Generally, you should avoid any work in the fragment shader that could also be done in the vertex shader or on the CPU, but beyond that, it depends on the situation. Unless you are running into performance issues, just do it whatever way is easiest for you, and if you are having performance issues, do it both ways and profile the performance to see which works better.

Should Particle systems be updated entirely in the geometry shader

Should Particle systems be updated entirely in the geometry shader or should the geometry shader be passed updated data for positions and life ect. At the moment i update everything in the geometry but iam not sure if this is the best idea incase some of the data is needed in the C++.

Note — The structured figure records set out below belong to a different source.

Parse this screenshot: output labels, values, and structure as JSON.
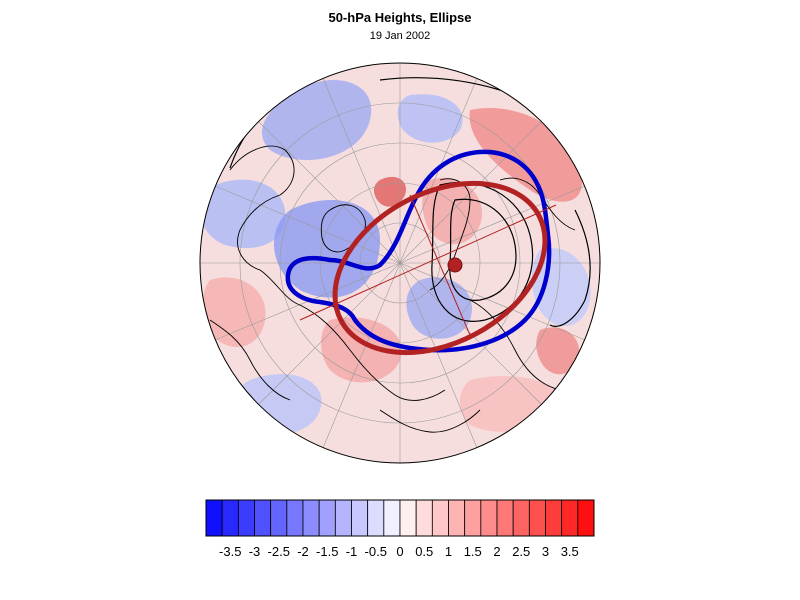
{
  "header": {
    "title": "50-hPa Heights, Ellipse",
    "date": "19 Jan 2002"
  },
  "colorbar": {
    "colors": [
      "#1010ff",
      "#2828ff",
      "#3c3cff",
      "#5050ff",
      "#6464ff",
      "#7878ff",
      "#8c8cff",
      "#a0a0ff",
      "#b4b4ff",
      "#c8c8ff",
      "#dcdcff",
      "#f0f0ff",
      "#fff0f0",
      "#ffdcdc",
      "#ffc8c8",
      "#ffb4b4",
      "#ffa0a0",
      "#ff8c8c",
      "#ff7878",
      "#ff6464",
      "#ff5050",
      "#ff3c3c",
      "#ff2828",
      "#ff1010"
    ],
    "tick_labels": [
      "-3.5",
      "-3",
      "-2.5",
      "-2",
      "-1.5",
      "-1",
      "-0.5",
      "0",
      "0.5",
      "1",
      "1.5",
      "2",
      "2.5",
      "3",
      "3.5"
    ],
    "min": -4.0,
    "max": 4.0
  },
  "map_style": {
    "ellipse_color": "#b22222",
    "contour_color": "#0000cc",
    "background_low": "#9aa6f2",
    "background_high": "#f4a0a0"
  }
}
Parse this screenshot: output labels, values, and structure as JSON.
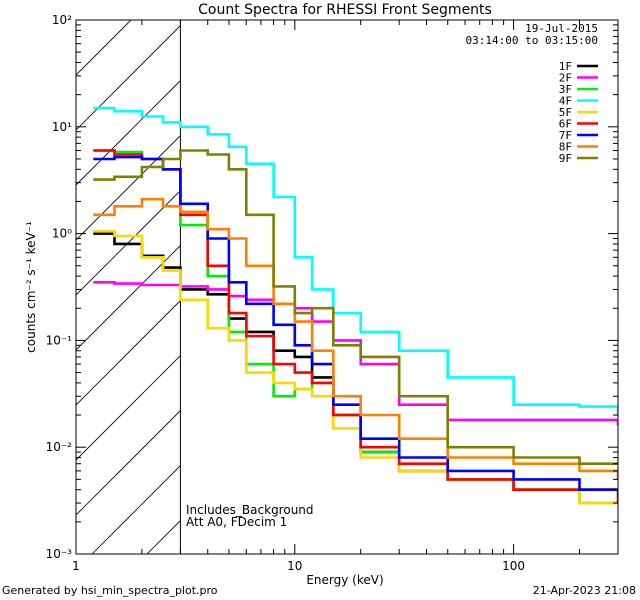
{
  "chart_data": {
    "type": "line",
    "title": "Count Spectra for RHESSI Front Segments",
    "xlabel": "Energy (keV)",
    "ylabel": "counts cm⁻² s⁻¹ keV⁻¹",
    "xscale": "log",
    "yscale": "log",
    "xlim": [
      1,
      300
    ],
    "ylim": [
      0.001,
      100
    ],
    "x_ticks": [
      {
        "value": 1,
        "label": "1"
      },
      {
        "value": 10,
        "label": "10"
      },
      {
        "value": 100,
        "label": "100"
      }
    ],
    "y_ticks": [
      {
        "value": 0.001,
        "label": "10⁻³"
      },
      {
        "value": 0.01,
        "label": "10⁻²"
      },
      {
        "value": 0.1,
        "label": "10⁻¹"
      },
      {
        "value": 1,
        "label": "10⁰"
      },
      {
        "value": 10,
        "label": "10¹"
      },
      {
        "value": 100,
        "label": "10²"
      }
    ],
    "hatched_region_keV": [
      1,
      3
    ],
    "date": "19-Jul-2015",
    "time_range": "03:14:00 to 03:15:00",
    "annotations": [
      "Includes_Background",
      "Att A0, FDecim 1"
    ],
    "energy_keV": [
      1.2,
      1.5,
      2,
      2.5,
      3,
      4,
      5,
      6,
      8,
      10,
      12,
      15,
      20,
      30,
      50,
      100,
      200,
      300
    ],
    "series": [
      {
        "name": "1F",
        "color": "#000000",
        "values": [
          1.0,
          0.8,
          0.62,
          0.48,
          0.3,
          0.27,
          0.16,
          0.12,
          0.08,
          0.07,
          0.045,
          0.02,
          0.009,
          0.006,
          0.005,
          0.004,
          0.004,
          0.004
        ]
      },
      {
        "name": "2F",
        "color": "#ff00ff",
        "values": [
          0.35,
          0.34,
          0.33,
          0.33,
          0.32,
          0.3,
          0.26,
          0.24,
          0.22,
          0.2,
          0.15,
          0.1,
          0.06,
          0.025,
          0.018,
          0.018,
          0.018,
          0.016
        ]
      },
      {
        "name": "3F",
        "color": "#00ee00",
        "values": [
          6.0,
          5.8,
          5.0,
          4.0,
          1.2,
          0.4,
          0.12,
          0.06,
          0.03,
          0.035,
          0.04,
          0.02,
          0.009,
          0.006,
          0.005,
          0.004,
          0.003,
          0.003
        ]
      },
      {
        "name": "4F",
        "color": "#00ffff",
        "values": [
          15,
          14,
          12.5,
          11,
          10,
          8.5,
          6.5,
          4.5,
          2.2,
          0.6,
          0.3,
          0.18,
          0.12,
          0.08,
          0.045,
          0.025,
          0.024,
          0.02
        ]
      },
      {
        "name": "5F",
        "color": "#ffd700",
        "values": [
          1.05,
          0.95,
          0.6,
          0.45,
          0.24,
          0.13,
          0.1,
          0.05,
          0.04,
          0.035,
          0.03,
          0.015,
          0.008,
          0.006,
          0.005,
          0.004,
          0.003,
          0.003
        ]
      },
      {
        "name": "6F",
        "color": "#ff0000",
        "values": [
          6.0,
          5.5,
          5.0,
          4.0,
          1.5,
          0.5,
          0.18,
          0.11,
          0.06,
          0.05,
          0.04,
          0.02,
          0.01,
          0.007,
          0.005,
          0.004,
          0.004,
          0.003
        ]
      },
      {
        "name": "7F",
        "color": "#0000ff",
        "values": [
          5.0,
          5.2,
          5.0,
          4.0,
          1.9,
          0.9,
          0.35,
          0.22,
          0.14,
          0.09,
          0.06,
          0.025,
          0.012,
          0.008,
          0.006,
          0.005,
          0.004,
          0.004
        ]
      },
      {
        "name": "8F",
        "color": "#ff8000",
        "values": [
          1.5,
          1.8,
          2.1,
          1.8,
          1.6,
          1.1,
          0.9,
          0.5,
          0.22,
          0.15,
          0.08,
          0.03,
          0.02,
          0.012,
          0.008,
          0.007,
          0.006,
          0.005
        ]
      },
      {
        "name": "9F",
        "color": "#808000",
        "values": [
          3.2,
          3.4,
          4.2,
          5.0,
          6.0,
          5.5,
          4.0,
          1.5,
          0.32,
          0.18,
          0.2,
          0.09,
          0.07,
          0.03,
          0.01,
          0.008,
          0.007,
          0.007
        ]
      }
    ]
  },
  "footer": {
    "generated_by": "Generated by hsi_min_spectra_plot.pro",
    "plot_timestamp": "21-Apr-2023 21:08"
  }
}
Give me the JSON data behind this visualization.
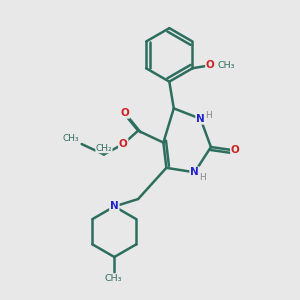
{
  "background_color": "#e8e8e8",
  "bond_color": "#2d6e5e",
  "bond_width": 1.8,
  "n_color": "#2222cc",
  "o_color": "#cc2222",
  "h_color": "#888888",
  "c_color": "#2d6e5e",
  "figsize": [
    3.0,
    3.0
  ],
  "dpi": 100,
  "xlim": [
    0,
    10
  ],
  "ylim": [
    0,
    10
  ]
}
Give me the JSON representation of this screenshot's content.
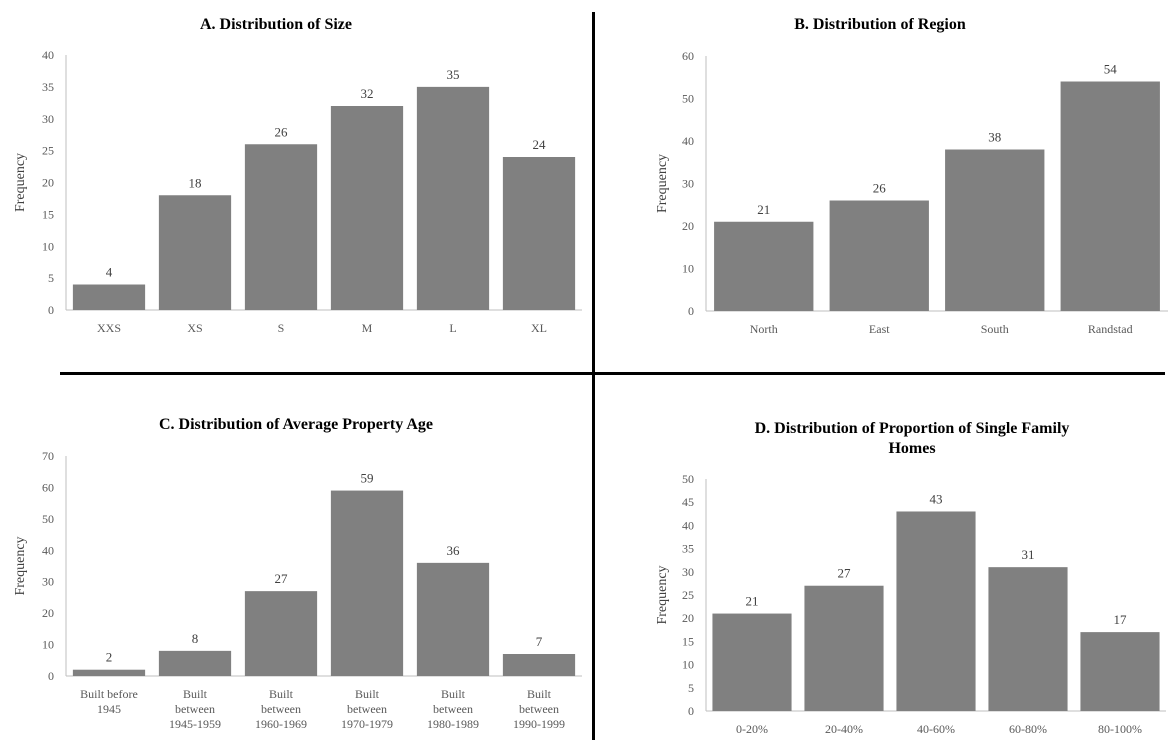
{
  "chart_data": [
    {
      "id": "a",
      "type": "bar",
      "title": [
        "A. Distribution of Size"
      ],
      "ylabel": "Frequency",
      "xlabel": "",
      "ylim": [
        0,
        40
      ],
      "ystep": 5,
      "categories": [
        [
          "XXS"
        ],
        [
          "XS"
        ],
        [
          "S"
        ],
        [
          "M"
        ],
        [
          "L"
        ],
        [
          "XL"
        ]
      ],
      "values": [
        4,
        18,
        26,
        32,
        35,
        24
      ],
      "color": "#808080",
      "grid": false
    },
    {
      "id": "b",
      "type": "bar",
      "title": [
        "B. Distribution of Region"
      ],
      "ylabel": "Frequency",
      "xlabel": "",
      "ylim": [
        0,
        60
      ],
      "ystep": 10,
      "categories": [
        [
          "North"
        ],
        [
          "East"
        ],
        [
          "South"
        ],
        [
          "Randstad"
        ]
      ],
      "values": [
        21,
        26,
        38,
        54
      ],
      "color": "#808080",
      "grid": false
    },
    {
      "id": "c",
      "type": "bar",
      "title": [
        "C. Distribution of Average Property Age"
      ],
      "ylabel": "Frequency",
      "xlabel": "",
      "ylim": [
        0,
        70
      ],
      "ystep": 10,
      "categories": [
        [
          "Built before",
          "1945"
        ],
        [
          "Built",
          "between",
          "1945-1959"
        ],
        [
          "Built",
          "between",
          "1960-1969"
        ],
        [
          "Built",
          "between",
          "1970-1979"
        ],
        [
          "Built",
          "between",
          "1980-1989"
        ],
        [
          "Built",
          "between",
          "1990-1999"
        ]
      ],
      "values": [
        2,
        8,
        27,
        59,
        36,
        7
      ],
      "color": "#808080",
      "grid": false
    },
    {
      "id": "d",
      "type": "bar",
      "title": [
        "D. Distribution of Proportion of Single Family",
        "Homes"
      ],
      "ylabel": "Frequency",
      "xlabel": "",
      "ylim": [
        0,
        50
      ],
      "ystep": 5,
      "categories": [
        [
          "0-20%"
        ],
        [
          "20-40%"
        ],
        [
          "40-60%"
        ],
        [
          "60-80%"
        ],
        [
          "80-100%"
        ]
      ],
      "values": [
        21,
        27,
        43,
        31,
        17
      ],
      "color": "#808080",
      "grid": false
    }
  ]
}
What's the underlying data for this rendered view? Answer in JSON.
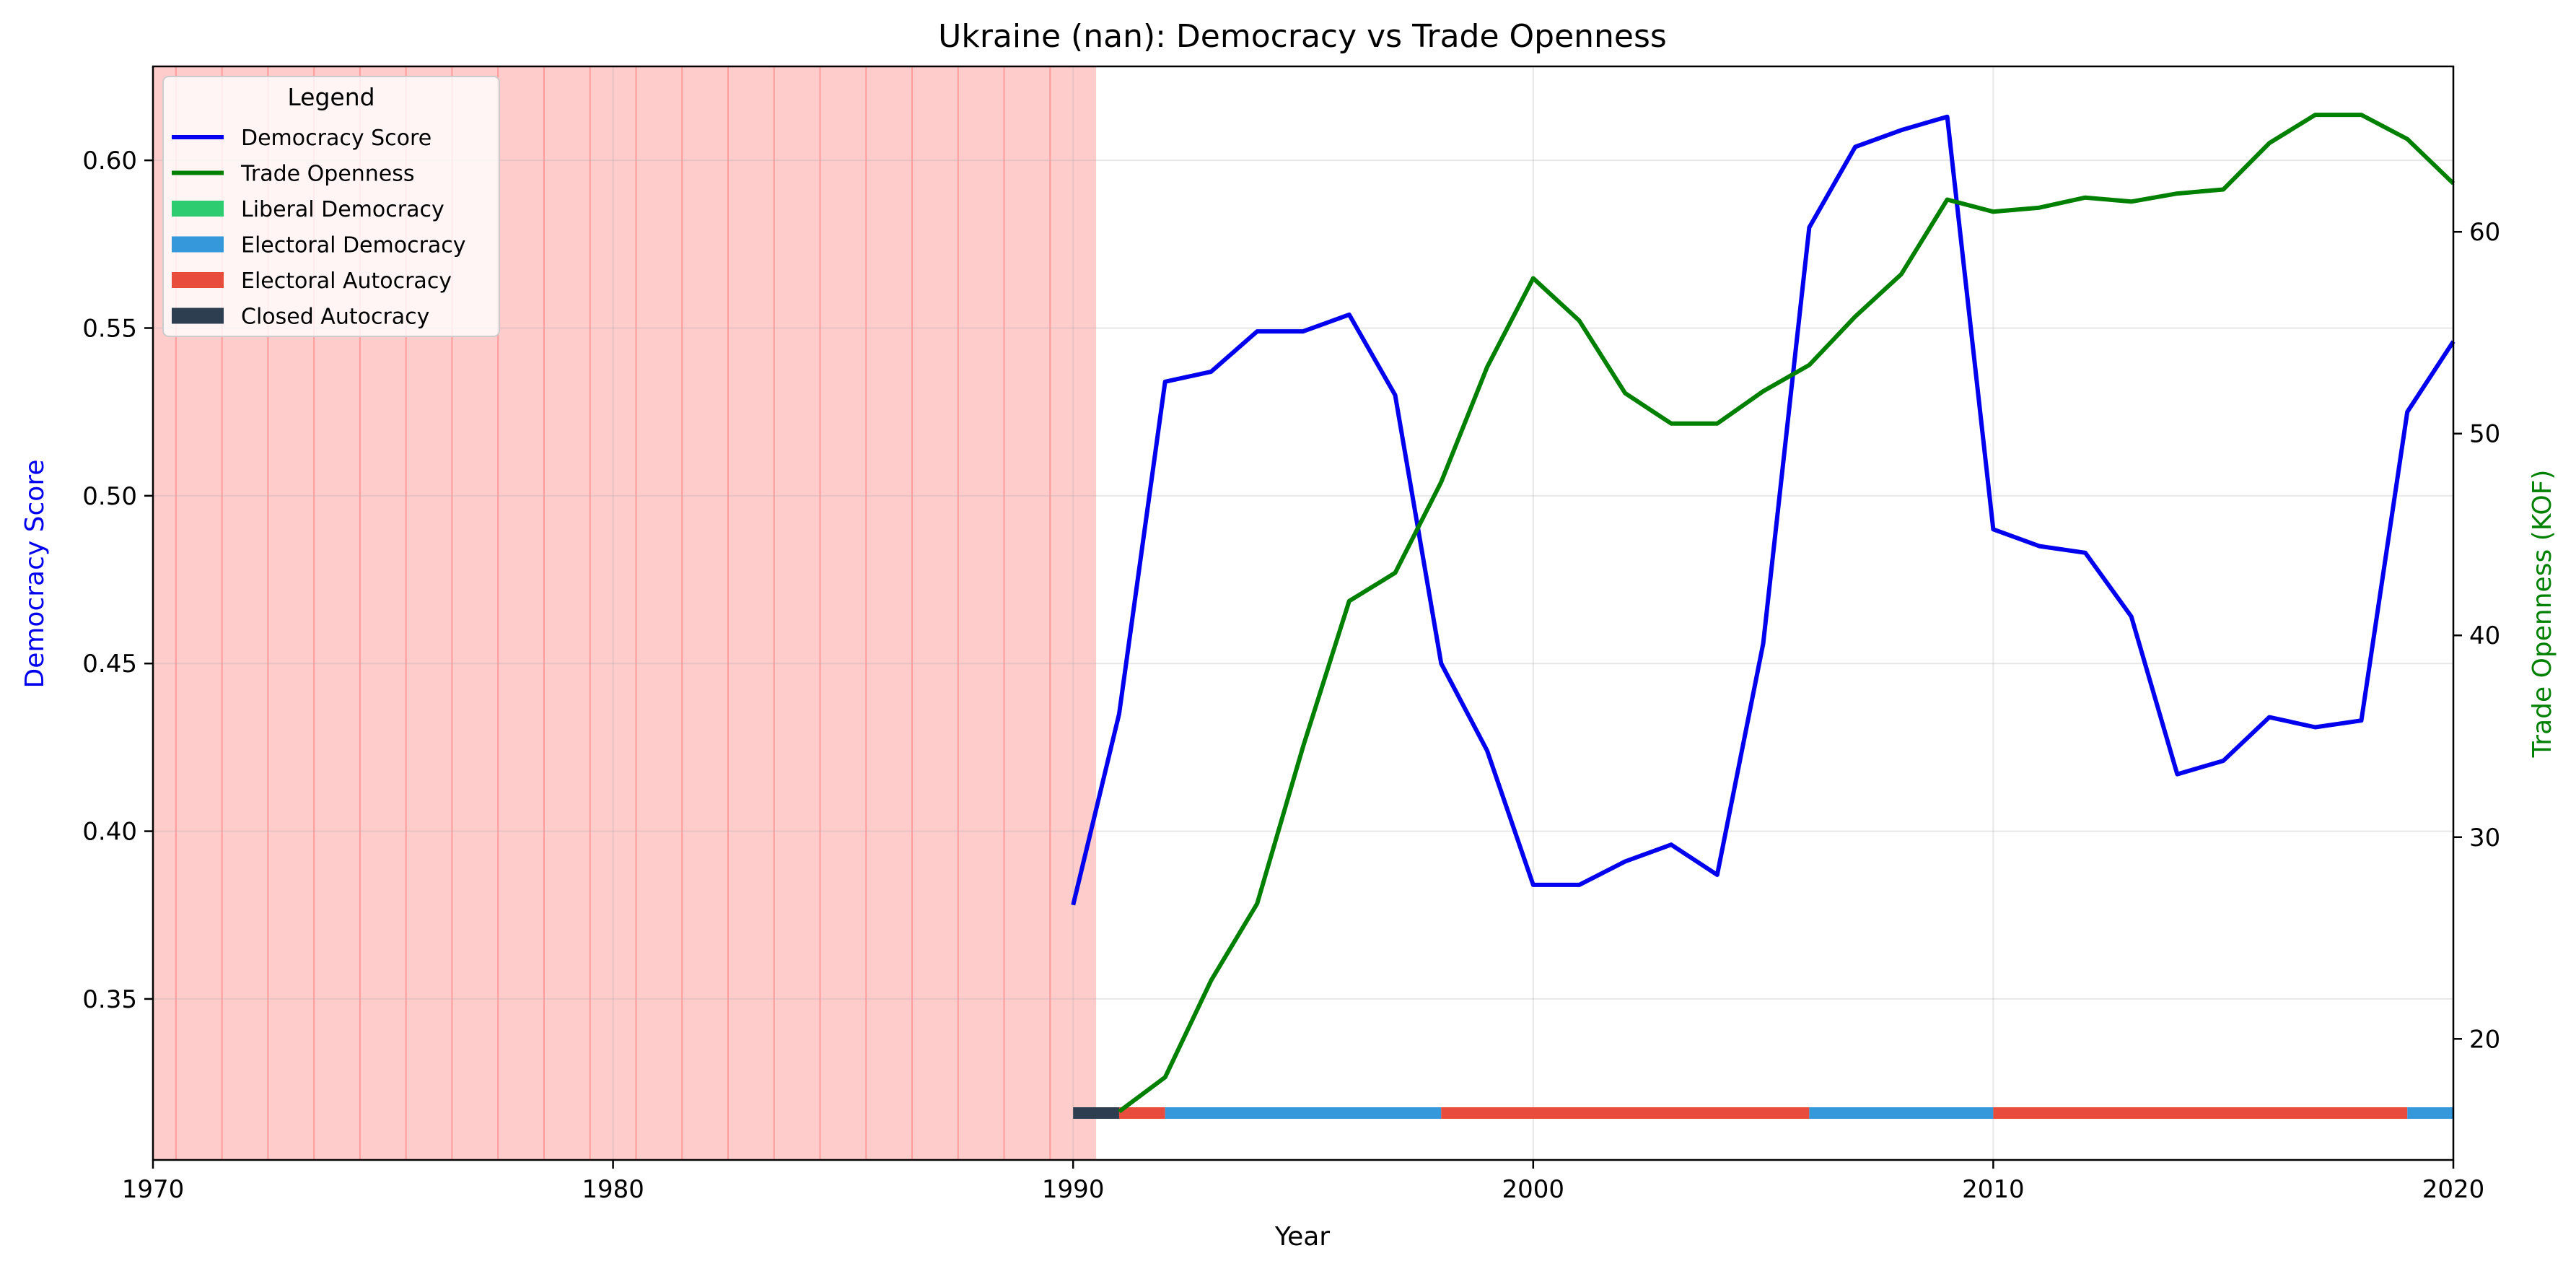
{
  "chart_data": {
    "type": "line",
    "title": "Ukraine (nan): Democracy vs Trade Openness",
    "xlabel": "Year",
    "ylabel_left": "Democracy Score",
    "ylabel_right": "Trade Openness (KOF)",
    "xlim": [
      1970,
      2020
    ],
    "ylim_left": [
      0.302,
      0.628
    ],
    "ylim_right": [
      14.0,
      68.2
    ],
    "x_ticks": [
      1970,
      1980,
      1990,
      2000,
      2010,
      2020
    ],
    "y_ticks_left": [
      "0.35",
      "0.40",
      "0.45",
      "0.50",
      "0.55",
      "0.60"
    ],
    "y_ticks_right": [
      "20",
      "30",
      "40",
      "50",
      "60"
    ],
    "grid": true,
    "legend": {
      "title": "Legend",
      "placement": "top-left",
      "entries": [
        {
          "label": "Democracy Score",
          "kind": "line",
          "color": "#0000ee"
        },
        {
          "label": "Trade Openness",
          "kind": "line",
          "color": "#008000"
        },
        {
          "label": "Liberal Democracy",
          "kind": "patch",
          "color": "#2ecc71"
        },
        {
          "label": "Electoral Democracy",
          "kind": "patch",
          "color": "#3498db"
        },
        {
          "label": "Electoral Autocracy",
          "kind": "patch",
          "color": "#e74c3c"
        },
        {
          "label": "Closed Autocracy",
          "kind": "patch",
          "color": "#2c3e50"
        }
      ]
    },
    "shaded_region": {
      "x_start": 1970,
      "x_end": 1990.5,
      "color": "#ff9999",
      "line_color": "#ff6b6b"
    },
    "series": [
      {
        "name": "Democracy Score",
        "axis": "left",
        "color": "#0000ee",
        "x": [
          1990,
          1991,
          1992,
          1993,
          1994,
          1995,
          1996,
          1997,
          1998,
          1999,
          2000,
          2001,
          2002,
          2003,
          2004,
          2005,
          2006,
          2007,
          2008,
          2009,
          2010,
          2011,
          2012,
          2013,
          2014,
          2015,
          2016,
          2017,
          2018,
          2019,
          2020
        ],
        "values": [
          0.378,
          0.435,
          0.534,
          0.537,
          0.549,
          0.549,
          0.554,
          0.53,
          0.45,
          0.424,
          0.384,
          0.384,
          0.391,
          0.396,
          0.387,
          0.456,
          0.58,
          0.604,
          0.609,
          0.613,
          0.49,
          0.485,
          0.483,
          0.464,
          0.417,
          0.421,
          0.434,
          0.431,
          0.433,
          0.525,
          0.546
        ]
      },
      {
        "name": "Trade Openness",
        "axis": "right",
        "color": "#008000",
        "x": [
          1991,
          1992,
          1993,
          1994,
          1995,
          1996,
          1997,
          1998,
          1999,
          2000,
          2001,
          2002,
          2003,
          2004,
          2005,
          2006,
          2007,
          2008,
          2009,
          2010,
          2011,
          2012,
          2013,
          2014,
          2015,
          2016,
          2017,
          2018,
          2019,
          2020
        ],
        "values": [
          16.4,
          18.1,
          22.9,
          26.7,
          34.5,
          41.7,
          43.1,
          47.6,
          53.3,
          57.7,
          55.6,
          52.0,
          50.5,
          50.5,
          52.1,
          53.4,
          55.8,
          57.9,
          61.6,
          61.0,
          61.2,
          61.7,
          61.5,
          61.9,
          62.1,
          64.4,
          65.8,
          65.8,
          64.6,
          62.4
        ]
      }
    ],
    "regime_bar": {
      "y_value": 0.316,
      "segments": [
        {
          "start": 1990,
          "end": 1991,
          "regime": "Closed Autocracy",
          "color": "#2c3e50"
        },
        {
          "start": 1991,
          "end": 1992,
          "regime": "Electoral Autocracy",
          "color": "#e74c3c"
        },
        {
          "start": 1992,
          "end": 1998,
          "regime": "Electoral Democracy",
          "color": "#3498db"
        },
        {
          "start": 1998,
          "end": 2006,
          "regime": "Electoral Autocracy",
          "color": "#e74c3c"
        },
        {
          "start": 2006,
          "end": 2010,
          "regime": "Electoral Democracy",
          "color": "#3498db"
        },
        {
          "start": 2010,
          "end": 2019,
          "regime": "Electoral Autocracy",
          "color": "#e74c3c"
        },
        {
          "start": 2019,
          "end": 2020,
          "regime": "Electoral Democracy",
          "color": "#3498db"
        }
      ]
    }
  }
}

It's possible to almost everything in shaders ( especially if you're going for SM4+ ). I don't recommend going for anything over SM3 if you want any sort of market penetration. I still regret we didn't provide a SM2 fallback for our latest game, because quite a few people still use old crappy SM2 cards.
More on to the question. You can use RTT and never to do a round trip back to the main memory ( this is slow as hell, minimize transfer from graphics memory to main memory ), but the down side is that you need to use some rather elaborate tricks to compute AABBs ( which you'll want on the CPU side of things ) if you go pure GPU.
Instead we do everything which requires changing the state of a particle on the CPU side. We then have a tight memory representation of that data which gets updated to GPU. The vertex shader is rather meaty ( but that's totally fine, do as much as you possibly can in the vertex shader! ), it extracts this compressed representation of a particle, transforms it, and passes the uncompressed data on to the pixel shader. An important observation here is that you can, and should, split per vertex & per particle data. This implies using instancing ( which is just a way of saying: use frequency dividers ). We represent particle rotation with a normal + rotation about that normal.
Another reason for doing the state changes of a particle CPU side is that it's a heck of a lot easier to composite behavior CPU side. Any at least half decent particle system needs quite a bit of knobs to turn to be able to create interesting particle effects.
EDIT: And if you have anything resembling Particle::Update that can't be inlined you've failed, minimize per particle function calls, especially virtual ones, and keep the memory representation of a particle tightly packed!
That depends on what kind of particle system you have. In most cases you have a software representation in C++ and a hardware representation for your shader. The geometry data for the shader is computed from the software representation and should be as little as possible. Because in most cases not the computational power is the limiting resource but the transfer rate to the graphics card.
If you can decrease transfers even further with your method, you can still keep a software representation in memory for further usage. Even if this implies computing data twice, it can be faster than the transfer process.